Short-Term Strategies
Some companies with a U.S. presence are holding off on expansion and investment plans given the uncertainty over tariffs on imported parts and products, and others are taking a wait-and-see approach until after the November 2024 election.
In the short term, some U.S. companies are stockpiling inventory by increasing imports which has already set off early port congestion in advance of the 2024 peak shipping season as retailers amass inventory for the holiday season.
When tariffs are implemented, instituting price increases to customers, asking suppliers to make concessions, and benefitting from foreign exchange (known as FX) rates. Exchange rates tend to move in a way that offsets the impact of tariffs. For example, a tariff on U.S. imports can cause the U.S. dollar (as the home currency) to appreciate. Likewise, a tariff on exports can cause the home currency to depreciate.
Long-Term Strategies
Many companies have already moved to multi-sourcing strategies, relying on multiple suppliers and manufacturing locations to mitigate risk and reduce supply chain uncertainty. Longer-tail strategies to counter trade restrictions include diversifying supplier bases to include suppliers in countries with fewer tariff restrictions and those that are closer to home.
Of course, reshoring and offshoring are long-term strategies. Reshoring, the process of establishing production centers in the U.S., can take years and labor costs often don’t make it a viable option unless government incentives are available as seen recently with the semiconductor and EV industries. But for other sectors, the lure of reduced labor costs from automation, including robotics, AI, and other technologies as well as reduced logistics costs from domestic manufacturing can make U.S.-made more attractive. Nearshoring or close relocation in Mexico or other nearby countries still takes time and investment to establish.
Regionalization is another strategy as practiced by U.S. automakers that source components in one region such as in Mexico and assemble in the U.S., minimizing transportation costs and trade risks.
Exporters and importers also are increasing their use of 3PLs and forming close partnerships, according to 2024 28th Annual 3PL Study, a report that surveys 3PLs and shippers worldwide. Both shippers (at 62 percent) and 3PLs (at 87 percent) surveyed said shippers have increased the use of outsourced logistics over the prior year. At the same time, more shippers reported reducing or consolidating their use of 3PLs than the prior year.
It might be no surprise the top services outsourced by shippers are warehousing, domestic transportation, customs brokerage, and transportation planning and management, according to the 28th Annual 3PL Study.

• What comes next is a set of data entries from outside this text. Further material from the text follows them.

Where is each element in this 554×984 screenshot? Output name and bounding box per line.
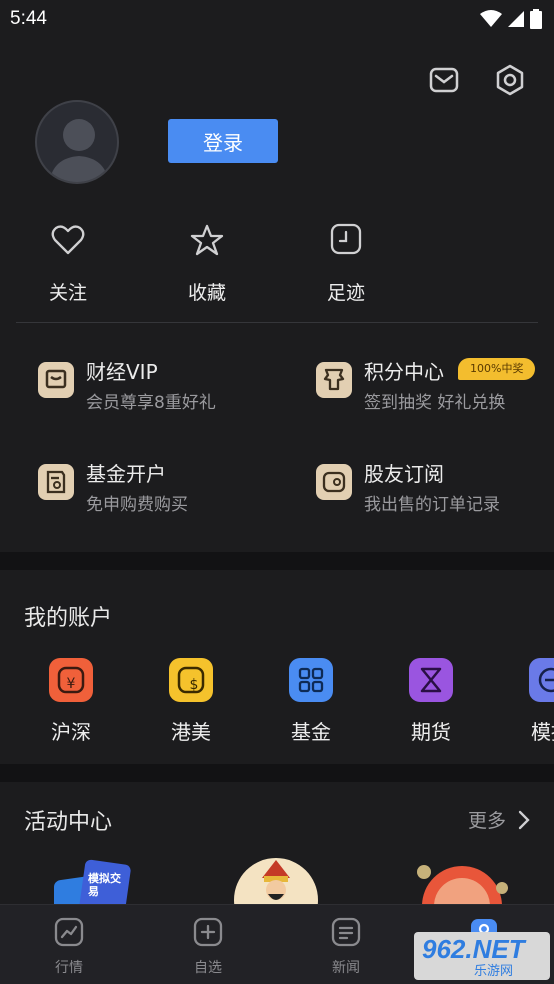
- quick-link-follow[interactable]: 关注: [28, 222, 108, 305]
- service-title: 股友订阅: [364, 462, 444, 486]
- account-item-fund[interactable]: 基金: [271, 658, 351, 745]
- lottery-wheel-icon: [417, 865, 508, 904]
- nav-label: 自选: [194, 960, 222, 976]
- battery-icon: [530, 9, 542, 29]
- login-button[interactable]: 登录: [168, 119, 278, 163]
- status-icons: [480, 9, 542, 29]
- activity-banner-lottery[interactable]: [416, 862, 516, 904]
- service-title: 积分中心: [364, 360, 444, 384]
- account-item-label: 期货: [411, 720, 451, 744]
- hourglass-icon: [409, 658, 453, 702]
- simulation-icon: [529, 658, 554, 702]
- account-item-simulation[interactable]: 模拟: [511, 658, 554, 745]
- service-subtitle: 我出售的订单记录: [364, 495, 500, 515]
- star-icon: [190, 224, 224, 256]
- account-item-label: 港美: [171, 720, 211, 744]
- grid-icon: [289, 658, 333, 702]
- activity-section: 活动中心 更多 模拟交易: [0, 782, 554, 904]
- vip-icon: [38, 362, 74, 398]
- account-title: 我的账户: [24, 606, 113, 631]
- more-label: 更多: [467, 810, 506, 832]
- avatar[interactable]: [35, 100, 119, 184]
- nav-item-market[interactable]: 行情: [29, 917, 109, 977]
- signal-icon: [508, 11, 524, 27]
- news-icon: [331, 917, 361, 947]
- activity-title: 活动中心: [24, 810, 113, 835]
- fortune-god-icon: [234, 858, 318, 904]
- service-subtitle: 签到抽奖 好礼兑换: [364, 393, 506, 413]
- service-subscription[interactable]: 股友订阅 我出售的订单记录: [316, 458, 554, 518]
- profile-top-actions: [428, 64, 526, 96]
- profile-section: 登录 关注 收藏 足迹 财经VIP 会员尊享8重好礼 积分中心 签到抽奖 好礼兑…: [0, 40, 554, 552]
- quick-link-favorites[interactable]: 收藏: [167, 222, 247, 305]
- nav-item-watchlist[interactable]: 自选: [168, 917, 248, 977]
- quick-link-label: 关注: [48, 282, 87, 304]
- account-section: 我的账户 ¥ 沪深 $ 港美 基金 期货 模拟: [0, 570, 554, 764]
- quick-link-label: 收藏: [187, 282, 226, 304]
- activity-banner-text: 模拟交易: [88, 872, 121, 898]
- divider: [16, 322, 538, 323]
- account-item-label: 基金: [291, 720, 331, 744]
- nav-label: 新闻: [332, 960, 360, 976]
- svg-text:$: $: [190, 677, 199, 693]
- account-item-futures[interactable]: 期货: [391, 658, 471, 745]
- watermark-logo: 962.NET 乐游网: [414, 932, 550, 980]
- nav-label: 行情: [55, 960, 83, 976]
- yuan-icon: ¥: [49, 658, 93, 702]
- mail-icon[interactable]: [428, 64, 460, 96]
- prize-badge: 100%中奖: [458, 358, 536, 380]
- service-title: 基金开户: [86, 462, 166, 486]
- points-icon: [316, 362, 352, 398]
- status-time: 5:44: [10, 8, 47, 29]
- service-vip[interactable]: 财经VIP 会员尊享8重好礼: [38, 356, 288, 416]
- account-item-label: 模拟: [531, 720, 554, 744]
- wifi-icon: [480, 10, 502, 27]
- account-item-hk-us[interactable]: $ 港美: [151, 658, 231, 745]
- quick-link-label: 足迹: [326, 282, 365, 304]
- svg-text:¥: ¥: [67, 676, 76, 692]
- service-subtitle: 免申购费购买: [86, 495, 188, 515]
- clock-icon: [330, 223, 362, 255]
- quick-link-history[interactable]: 足迹: [306, 222, 386, 305]
- heart-icon: [51, 225, 85, 255]
- service-subtitle: 会员尊享8重好礼: [86, 393, 216, 413]
- status-bar: 5:44: [0, 0, 554, 40]
- add-icon: [193, 917, 223, 947]
- activity-banner-fortune[interactable]: [234, 856, 318, 904]
- fund-account-icon: [38, 464, 74, 500]
- service-title: 财经VIP: [86, 360, 158, 384]
- more-link[interactable]: 更多: [468, 806, 530, 833]
- account-item-label: 沪深: [51, 720, 91, 744]
- activity-banner-simulation[interactable]: 模拟交易: [50, 858, 134, 904]
- settings-icon[interactable]: [494, 64, 526, 96]
- default-avatar-icon: [49, 119, 109, 182]
- chart-icon: [54, 917, 84, 947]
- chevron-right-icon: [518, 810, 530, 829]
- account-item-shsz[interactable]: ¥ 沪深: [31, 658, 111, 745]
- nav-item-news[interactable]: 新闻: [306, 917, 386, 977]
- subscription-icon: [316, 464, 352, 500]
- dollar-icon: $: [169, 658, 213, 702]
- watermark-sub: 乐游网: [474, 964, 514, 979]
- service-fund-account[interactable]: 基金开户 免申购费购买: [38, 458, 288, 518]
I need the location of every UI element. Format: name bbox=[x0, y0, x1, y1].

The Role of 3PLs in Navigating Restrictive Trade
Partnering with a U.S.-based 3PL in a restrictive trade environment offers valuable benefits, including increased control, reduced risk, and greater supply chain flexibility and resilience.
Importers and exporters can seek the duty management expertise of American 3PLs that provide customs house brokerage and international freight forwarding services. These logistics providers often have expertise in navigating complex tariff structures and identifying opportunities for tariff reductions.
When companies need to consider sourcing new suppliers because of tariffs on U.S. imports and other trade restrictions, U.S. 3PLs have access to vast networks and can help to identify alternative suppliers, both domestic and international, reducing reliance on any single country or region.
U.S.-based 3PLs also can help shippers develop a more regionalized supply chain from not only the inventory, warehousing and distribution perspectives but for those with U.S. production or are considering it, 3PLs can also coordinate U.S. assembly and manufacturing across regions. This means shortened lead times, and minimized transportation costs and trade risks.
In summary, supply chains are faced with greater uncertainty in this election year, one already rife with economic woes and disruptions. Once a new administration takes the reigns in 2025, inevitable shifts to global supply chains will continue in the face of trade restrictions. Contingency planning, cost control and a continued eye on innovation to increase efficiencies is paramount for shippers and their 3PLs.